Commitments in: Climate Change - Mitigation and low carbon growth

“69. We support flexible, economically sound market-based approaches to emission reductions. In particular, cap & trade schemes, where implemented, have proved largely successful and improved understanding of the potential advantages, critical issues and indicators. The use of market mechanisms, including those under the Kyoto Protocol, provides opportunities to reduce emissions cost-effectively, while facilitating technology diffusion, low-carbon development and the involvement of emerging and developing countries. With a view to building on these experiences and to facilitate action under the global post 2012 agreement, we commit to...

b) ...cooperate among us and with other countries to expand carbon markets to the extent possible and reduce costs and align emission allowance trading schemes, with a view to developing transparent carbon markets which would expand to involve emerging and developing countries, including on a sectoral basis;

c) support the development, reform and enhancement of project, programmatic and policy-based offset mechanisms, including the Kyoto Protocol’s Clean Development Mechanism (CDM), in order to encourage their use, enhance their effectiveness and environmental integrity, and facilitate actions from developing countries under the global, post-2012 agreement...”

Scope: 
International

Commitments in: Climate Change - Adaptation

“76. Recognising that even implementing ambitious mitigation steps will not avoid further climate impacts, we will define and implement effective adaptation and capacity building policies.
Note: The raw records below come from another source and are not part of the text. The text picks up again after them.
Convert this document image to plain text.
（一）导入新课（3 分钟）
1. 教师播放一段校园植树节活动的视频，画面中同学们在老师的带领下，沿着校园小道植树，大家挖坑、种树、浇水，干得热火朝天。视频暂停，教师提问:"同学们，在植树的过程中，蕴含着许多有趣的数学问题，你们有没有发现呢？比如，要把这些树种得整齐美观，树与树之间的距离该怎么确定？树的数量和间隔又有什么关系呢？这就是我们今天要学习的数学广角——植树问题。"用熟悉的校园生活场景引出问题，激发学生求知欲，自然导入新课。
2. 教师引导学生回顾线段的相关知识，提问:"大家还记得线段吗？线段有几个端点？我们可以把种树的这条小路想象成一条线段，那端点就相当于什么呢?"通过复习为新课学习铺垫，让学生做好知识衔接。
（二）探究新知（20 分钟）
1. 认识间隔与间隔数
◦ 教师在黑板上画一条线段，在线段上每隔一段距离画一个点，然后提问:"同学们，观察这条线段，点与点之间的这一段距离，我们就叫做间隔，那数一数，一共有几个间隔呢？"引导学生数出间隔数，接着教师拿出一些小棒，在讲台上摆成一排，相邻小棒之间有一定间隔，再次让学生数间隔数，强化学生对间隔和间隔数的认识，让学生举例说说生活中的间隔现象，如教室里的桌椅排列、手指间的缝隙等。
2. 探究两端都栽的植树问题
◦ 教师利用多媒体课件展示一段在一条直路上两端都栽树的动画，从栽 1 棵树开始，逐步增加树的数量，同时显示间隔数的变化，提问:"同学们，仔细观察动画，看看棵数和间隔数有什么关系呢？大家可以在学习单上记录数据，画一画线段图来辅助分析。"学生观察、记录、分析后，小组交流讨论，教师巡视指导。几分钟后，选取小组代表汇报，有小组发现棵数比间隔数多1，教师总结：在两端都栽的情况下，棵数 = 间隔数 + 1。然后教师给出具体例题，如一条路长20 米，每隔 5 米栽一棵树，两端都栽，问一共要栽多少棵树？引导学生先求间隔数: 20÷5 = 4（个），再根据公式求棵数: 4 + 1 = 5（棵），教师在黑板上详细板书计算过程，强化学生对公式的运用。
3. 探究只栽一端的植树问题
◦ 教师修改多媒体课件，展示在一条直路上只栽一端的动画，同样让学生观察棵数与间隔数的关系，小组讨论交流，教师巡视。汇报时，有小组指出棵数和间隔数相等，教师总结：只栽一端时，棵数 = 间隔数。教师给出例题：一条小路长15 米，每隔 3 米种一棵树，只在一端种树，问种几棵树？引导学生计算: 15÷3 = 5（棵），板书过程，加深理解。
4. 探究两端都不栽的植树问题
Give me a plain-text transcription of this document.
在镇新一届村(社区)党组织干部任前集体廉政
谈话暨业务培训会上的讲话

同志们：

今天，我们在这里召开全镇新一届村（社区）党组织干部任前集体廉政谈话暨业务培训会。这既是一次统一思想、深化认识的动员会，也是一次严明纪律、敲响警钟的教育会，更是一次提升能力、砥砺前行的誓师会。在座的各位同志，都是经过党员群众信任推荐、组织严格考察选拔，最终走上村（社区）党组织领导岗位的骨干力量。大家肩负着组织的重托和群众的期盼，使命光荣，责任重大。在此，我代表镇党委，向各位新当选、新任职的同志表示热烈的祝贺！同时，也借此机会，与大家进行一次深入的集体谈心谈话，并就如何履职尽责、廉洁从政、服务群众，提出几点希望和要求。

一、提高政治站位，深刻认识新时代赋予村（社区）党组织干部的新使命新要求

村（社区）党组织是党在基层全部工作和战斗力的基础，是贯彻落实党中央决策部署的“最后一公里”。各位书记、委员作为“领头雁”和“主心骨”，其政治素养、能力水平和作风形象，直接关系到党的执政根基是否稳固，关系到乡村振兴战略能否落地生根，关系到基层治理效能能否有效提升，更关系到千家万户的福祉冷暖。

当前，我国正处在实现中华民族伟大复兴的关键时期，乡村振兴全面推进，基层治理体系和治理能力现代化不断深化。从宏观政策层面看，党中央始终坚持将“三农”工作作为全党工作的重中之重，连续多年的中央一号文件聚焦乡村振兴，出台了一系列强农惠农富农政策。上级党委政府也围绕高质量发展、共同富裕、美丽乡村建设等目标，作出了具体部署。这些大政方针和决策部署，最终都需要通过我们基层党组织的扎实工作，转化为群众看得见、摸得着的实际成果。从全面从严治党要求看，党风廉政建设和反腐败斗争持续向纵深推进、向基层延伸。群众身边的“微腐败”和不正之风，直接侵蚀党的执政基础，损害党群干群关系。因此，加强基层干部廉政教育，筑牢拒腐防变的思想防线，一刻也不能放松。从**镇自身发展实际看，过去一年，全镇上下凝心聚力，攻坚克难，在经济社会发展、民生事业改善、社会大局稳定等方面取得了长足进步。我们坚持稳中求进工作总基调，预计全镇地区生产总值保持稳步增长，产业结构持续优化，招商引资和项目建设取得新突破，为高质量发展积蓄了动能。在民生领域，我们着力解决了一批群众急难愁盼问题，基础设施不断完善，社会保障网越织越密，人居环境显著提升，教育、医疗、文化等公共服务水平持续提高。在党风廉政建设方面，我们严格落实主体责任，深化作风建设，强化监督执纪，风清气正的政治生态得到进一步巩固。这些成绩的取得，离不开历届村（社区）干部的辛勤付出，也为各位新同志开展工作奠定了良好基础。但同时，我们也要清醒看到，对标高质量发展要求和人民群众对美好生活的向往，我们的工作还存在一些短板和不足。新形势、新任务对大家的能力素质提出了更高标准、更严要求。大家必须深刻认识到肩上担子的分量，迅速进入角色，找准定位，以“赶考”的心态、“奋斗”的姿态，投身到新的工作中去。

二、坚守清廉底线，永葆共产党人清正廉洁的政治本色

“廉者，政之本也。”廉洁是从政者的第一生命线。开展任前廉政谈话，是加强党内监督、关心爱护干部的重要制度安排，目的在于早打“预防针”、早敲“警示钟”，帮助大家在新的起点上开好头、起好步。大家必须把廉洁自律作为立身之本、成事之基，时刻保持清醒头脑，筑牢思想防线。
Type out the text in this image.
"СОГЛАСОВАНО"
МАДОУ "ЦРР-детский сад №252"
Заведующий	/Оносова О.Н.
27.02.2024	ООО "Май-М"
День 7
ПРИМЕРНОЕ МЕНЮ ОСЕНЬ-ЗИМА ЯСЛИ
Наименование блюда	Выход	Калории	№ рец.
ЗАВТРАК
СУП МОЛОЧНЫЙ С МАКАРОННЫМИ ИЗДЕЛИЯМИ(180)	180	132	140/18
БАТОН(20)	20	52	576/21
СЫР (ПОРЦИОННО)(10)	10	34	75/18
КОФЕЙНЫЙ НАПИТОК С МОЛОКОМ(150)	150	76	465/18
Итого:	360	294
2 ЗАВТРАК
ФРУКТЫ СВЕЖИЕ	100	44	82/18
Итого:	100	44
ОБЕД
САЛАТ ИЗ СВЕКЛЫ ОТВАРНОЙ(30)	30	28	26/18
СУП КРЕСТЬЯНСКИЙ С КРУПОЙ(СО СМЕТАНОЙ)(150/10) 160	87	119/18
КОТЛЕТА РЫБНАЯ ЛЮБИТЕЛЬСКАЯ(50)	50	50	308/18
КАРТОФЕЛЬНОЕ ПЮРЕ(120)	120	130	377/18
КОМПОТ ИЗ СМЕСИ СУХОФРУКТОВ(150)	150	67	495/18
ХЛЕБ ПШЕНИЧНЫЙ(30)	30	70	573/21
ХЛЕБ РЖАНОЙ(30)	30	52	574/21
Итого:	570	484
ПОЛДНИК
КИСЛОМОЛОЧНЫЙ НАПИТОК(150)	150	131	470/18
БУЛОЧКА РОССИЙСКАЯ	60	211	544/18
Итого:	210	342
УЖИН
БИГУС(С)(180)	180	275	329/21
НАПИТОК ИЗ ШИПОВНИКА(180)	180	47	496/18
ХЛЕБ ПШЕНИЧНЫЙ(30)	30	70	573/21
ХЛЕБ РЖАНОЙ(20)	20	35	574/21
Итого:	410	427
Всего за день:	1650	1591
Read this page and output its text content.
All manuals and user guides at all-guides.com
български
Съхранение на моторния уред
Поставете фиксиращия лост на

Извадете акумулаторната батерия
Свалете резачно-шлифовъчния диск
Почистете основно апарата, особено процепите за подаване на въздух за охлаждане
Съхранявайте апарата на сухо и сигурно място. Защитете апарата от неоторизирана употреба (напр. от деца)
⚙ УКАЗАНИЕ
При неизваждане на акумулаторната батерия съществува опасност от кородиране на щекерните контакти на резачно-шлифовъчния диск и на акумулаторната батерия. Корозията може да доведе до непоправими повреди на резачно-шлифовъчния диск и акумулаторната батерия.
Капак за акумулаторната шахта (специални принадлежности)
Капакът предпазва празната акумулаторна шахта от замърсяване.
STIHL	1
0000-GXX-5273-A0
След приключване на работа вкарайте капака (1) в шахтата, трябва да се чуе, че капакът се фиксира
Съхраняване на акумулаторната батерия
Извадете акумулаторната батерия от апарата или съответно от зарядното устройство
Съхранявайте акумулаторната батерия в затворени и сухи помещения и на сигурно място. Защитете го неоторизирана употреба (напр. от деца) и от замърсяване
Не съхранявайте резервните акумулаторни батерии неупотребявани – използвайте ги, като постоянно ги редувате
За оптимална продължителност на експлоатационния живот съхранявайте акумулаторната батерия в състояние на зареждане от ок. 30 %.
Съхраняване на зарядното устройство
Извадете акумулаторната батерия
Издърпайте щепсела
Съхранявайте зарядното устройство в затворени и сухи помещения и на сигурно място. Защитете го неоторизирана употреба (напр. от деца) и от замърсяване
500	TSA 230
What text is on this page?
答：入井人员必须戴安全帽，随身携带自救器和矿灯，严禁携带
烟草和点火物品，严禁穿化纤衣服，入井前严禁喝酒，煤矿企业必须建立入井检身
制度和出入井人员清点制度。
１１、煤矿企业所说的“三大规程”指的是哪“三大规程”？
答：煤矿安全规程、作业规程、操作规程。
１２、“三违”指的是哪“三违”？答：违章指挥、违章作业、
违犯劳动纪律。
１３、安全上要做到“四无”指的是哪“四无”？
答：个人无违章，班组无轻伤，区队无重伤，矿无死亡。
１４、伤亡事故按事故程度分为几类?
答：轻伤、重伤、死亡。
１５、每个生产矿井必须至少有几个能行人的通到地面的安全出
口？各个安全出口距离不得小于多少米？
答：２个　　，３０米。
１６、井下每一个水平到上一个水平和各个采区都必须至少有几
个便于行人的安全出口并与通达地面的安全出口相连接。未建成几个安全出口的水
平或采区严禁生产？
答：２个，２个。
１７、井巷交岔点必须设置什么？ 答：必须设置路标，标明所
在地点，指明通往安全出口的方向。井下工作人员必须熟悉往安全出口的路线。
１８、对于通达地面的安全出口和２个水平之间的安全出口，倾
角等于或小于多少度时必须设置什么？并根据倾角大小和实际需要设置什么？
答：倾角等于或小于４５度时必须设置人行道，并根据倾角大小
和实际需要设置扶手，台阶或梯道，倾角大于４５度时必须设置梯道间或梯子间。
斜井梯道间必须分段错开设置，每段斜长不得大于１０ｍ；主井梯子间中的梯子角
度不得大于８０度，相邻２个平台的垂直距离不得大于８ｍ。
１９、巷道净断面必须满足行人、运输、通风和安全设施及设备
We are deeply concerned about the consequences of climate change on development, ecosystem services, water and food security, agricultural output, forests, health and sanitation, particularly for LDCs and SIDS, but also for the poor and most vulnerable in all countries...We will, in addition:

a) mainstream effective adaptation strategies and risk assessments into international cooperation programmes and assist developing States in integrating adaptation efforts into national development plans and policies;

b) significantly increase consideration of the role of ecosystems in adaptation measures, with a view to improving resilience of ecosystems, reducing vulnerability and underpinning new and sustainable growth models;

c) strengthen knowledge networks for adaptation and support for research and capacity building related to vulnerability and impact assessments as well as planning and implementation of adaptation measures;

d) address the need for financing for adaptation through appropriate bilateral and multilateral mechanisms.”